3. Oh, the Places You’ll Go, by Dr. Seuss
Written as encouragement for regular folk heading out into the real world, this book will be educational in nature for the royal child. How else is he supposed to understand the steep and unpredictable climb of the working class? (That groovy, psychedelic, there-was-definitely-something-in-that-scone climb.)

Sidenote: this book should be kept out of the reach of Uncle Harry.

4. Pat the Bunny, by Dorothy Kunhardt
This book should be introduced to the Prince early on as an example of hard manual labor. It’s never to soon to develop a strong work ethic. There we go, sweet Prince. Pat pat. Now. Time for a royal nap.

5. The Very Hungry Caterpillar, by Eric Carle
While hunger and worms are something the Prince won’t have to contend with, this book is an important staple of any modern child’s library. However, just so the royal youngster can better relate, perhaps we should the change that famous phrase to: “one piece of pound cake, one scoop of frozen custard, one sour cucumber, one slice of Stilton, one slice of luncheon meat, one lolly, one serving of cherries jubilee, one toad in the hole, one patty cake, and a bowl of cubed melon that can be eaten properly with a fork.”

6. Corduroy, by Don Freeman
This is a lovely tale to introduce thriftiness and fabric options to the royal babe, amidst all that extravagance and tweed.

7. Is Your Mama a Llama? by Deborah Guarino
No, she’s not! She’s the Duchess of Cambridge! But do read on. It’s good for the Prince to know that not all babies are lucky enough to have a Duchess for a mum.

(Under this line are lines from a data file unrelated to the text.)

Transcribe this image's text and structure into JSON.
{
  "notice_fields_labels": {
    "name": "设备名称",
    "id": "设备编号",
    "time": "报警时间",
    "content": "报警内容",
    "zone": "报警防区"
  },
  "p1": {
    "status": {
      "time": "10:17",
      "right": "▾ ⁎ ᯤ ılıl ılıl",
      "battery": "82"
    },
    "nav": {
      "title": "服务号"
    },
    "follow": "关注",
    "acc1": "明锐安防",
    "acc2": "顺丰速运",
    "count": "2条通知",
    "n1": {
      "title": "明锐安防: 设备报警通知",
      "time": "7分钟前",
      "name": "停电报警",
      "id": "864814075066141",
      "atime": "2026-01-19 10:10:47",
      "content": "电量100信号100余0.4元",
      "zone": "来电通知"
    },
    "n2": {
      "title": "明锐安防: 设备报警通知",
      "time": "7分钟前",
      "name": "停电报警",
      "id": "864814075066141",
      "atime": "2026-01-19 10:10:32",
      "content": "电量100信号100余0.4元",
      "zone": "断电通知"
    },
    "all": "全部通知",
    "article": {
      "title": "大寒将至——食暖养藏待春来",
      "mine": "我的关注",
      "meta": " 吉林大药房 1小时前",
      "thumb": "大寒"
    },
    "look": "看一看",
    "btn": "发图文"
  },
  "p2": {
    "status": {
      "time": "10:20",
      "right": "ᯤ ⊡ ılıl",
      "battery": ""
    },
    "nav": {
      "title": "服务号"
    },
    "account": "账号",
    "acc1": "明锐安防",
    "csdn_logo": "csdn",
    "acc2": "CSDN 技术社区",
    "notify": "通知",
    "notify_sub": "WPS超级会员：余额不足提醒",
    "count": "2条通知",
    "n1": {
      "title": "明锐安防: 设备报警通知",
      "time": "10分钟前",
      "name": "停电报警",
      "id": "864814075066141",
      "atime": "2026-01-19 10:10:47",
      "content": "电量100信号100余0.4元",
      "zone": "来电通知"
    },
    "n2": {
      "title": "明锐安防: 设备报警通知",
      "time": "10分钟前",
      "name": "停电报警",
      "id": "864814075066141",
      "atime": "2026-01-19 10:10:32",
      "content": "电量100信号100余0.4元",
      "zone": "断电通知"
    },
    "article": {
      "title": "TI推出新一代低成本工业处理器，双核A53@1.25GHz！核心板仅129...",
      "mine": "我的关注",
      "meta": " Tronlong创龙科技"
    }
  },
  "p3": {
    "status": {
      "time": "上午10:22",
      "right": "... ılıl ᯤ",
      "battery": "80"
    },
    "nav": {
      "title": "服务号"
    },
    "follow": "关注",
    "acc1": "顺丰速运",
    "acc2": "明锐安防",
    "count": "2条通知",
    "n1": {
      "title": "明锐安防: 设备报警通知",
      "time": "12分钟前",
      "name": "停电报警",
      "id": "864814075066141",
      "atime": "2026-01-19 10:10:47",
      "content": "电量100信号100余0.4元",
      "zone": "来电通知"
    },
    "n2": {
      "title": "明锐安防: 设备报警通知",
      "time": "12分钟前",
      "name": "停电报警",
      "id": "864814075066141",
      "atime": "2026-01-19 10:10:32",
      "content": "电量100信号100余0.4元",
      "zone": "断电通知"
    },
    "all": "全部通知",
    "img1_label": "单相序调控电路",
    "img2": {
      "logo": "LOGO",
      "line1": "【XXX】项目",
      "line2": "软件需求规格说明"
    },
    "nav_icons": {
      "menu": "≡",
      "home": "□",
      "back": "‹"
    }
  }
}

Why, some of them have to make do with a fruit bat.

8. On the Night You Were Born, by Nancy Tillman
The world went stark raving mad! Not even a near-disaster at LaGuardia or the death of Dennis Farina could tear us away from your arrival! You are special indeed, royal baby. We love you. So much so that we’re renaming this book Cloudy With A Chance of Bangers. Sweet dreams, little prince.

What would you give the little Prince? Besides The Little Prince?